Fingerprints: (2006. dir: Harry Basil) A lame-assed horror-of-the-week from the Urban Legend category, but sometimes, as after watching something as dread-inspiring as Kill List, a lame-assed horror-of-the-week is actually a relief. A lot of high-school angst, all-adults-betray-you moral lessons, but also some weirdly alright performances and some toasty warm lighting which makes for a comfortable, easy ride. Had I watched it in any other context, I'd have been impatient and malcontent, and I cannot, in good conscience, recommend it. The plot makes little sense, and it works satisfactorily neither as a slasher film nor as a ghost story, with the exception of a few spooky images involving a little girl and writing on a mirror.

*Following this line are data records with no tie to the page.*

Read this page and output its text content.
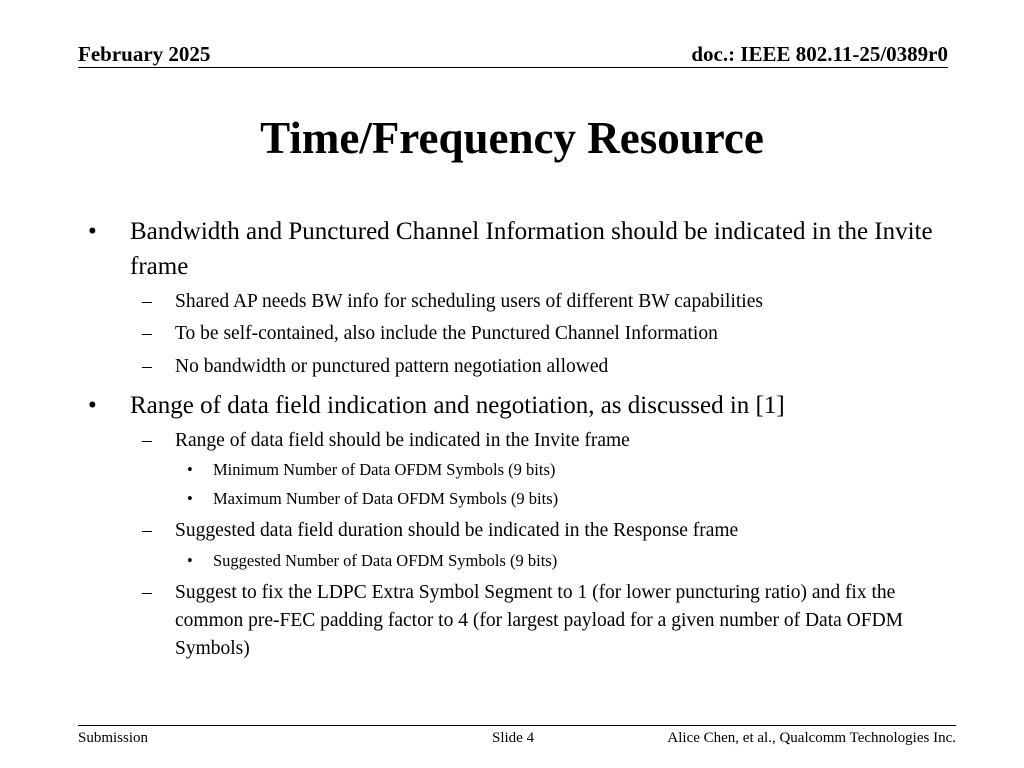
February 2025	doc.: IEEE 802.11-25/0389r0
Time/Frequency Resource
• Bandwidth and Punctured Channel Information should be indicated in the Invite frame
– Shared AP needs BW info for scheduling users of different BW capabilities
– To be self-contained, also include the Punctured Channel Information
– No bandwidth or punctured pattern negotiation allowed
• Range of data field indication and negotiation, as discussed in [1]
– Range of data field should be indicated in the Invite frame
• Minimum Number of Data OFDM Symbols (9 bits)
• Maximum Number of Data OFDM Symbols (9 bits)
– Suggested data field duration should be indicated in the Response frame
• Suggested Number of Data OFDM Symbols (9 bits)
– Suggest to fix the LDPC Extra Symbol Segment to 1 (for lower puncturing ratio) and fix the common pre-FEC padding factor to 4 (for largest payload for a given number of Data OFDM Symbols)
Submission	Slide 4	Alice Chen, et al., Qualcomm Technologies Inc.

These Are the Damned: (1963. dir: Joseph Losey) Eccentric Carnaby Street offering from Hammer, directed by the inestimable Joseph Losey.
Whilst on holiday in Weymouth, dirty old Yank tourist MacDonald Carey takes the virginity of sexy mod-bird Shirley Anne Field, earning the wrath of her weirdly possessive teddy boy brother (Oliver Reed, as wonderfully smouldering and conflicted as ever). He and his leather-clad gang chase the couple onto the grounds of a military stronghold, and that's when things get weird. These "damned" are not the hell-wreaking teds, as one first imagines, but the bizarre children imprisoned here in a dungeon built into a cliff-side, children with strangly ice-cold flesh and no experience at all of the outside world.
Those early black and white Hammer films fascinate me; it's as if they're still groping for their particular niche and so have not yet settled into any kind of safe boundaries. There's some cheese and some awkwardness, but Reed is devastatingly handsome and Viveca Lindfors is on hand with her magisterial alchemy and her spot-on, always unconventional choices.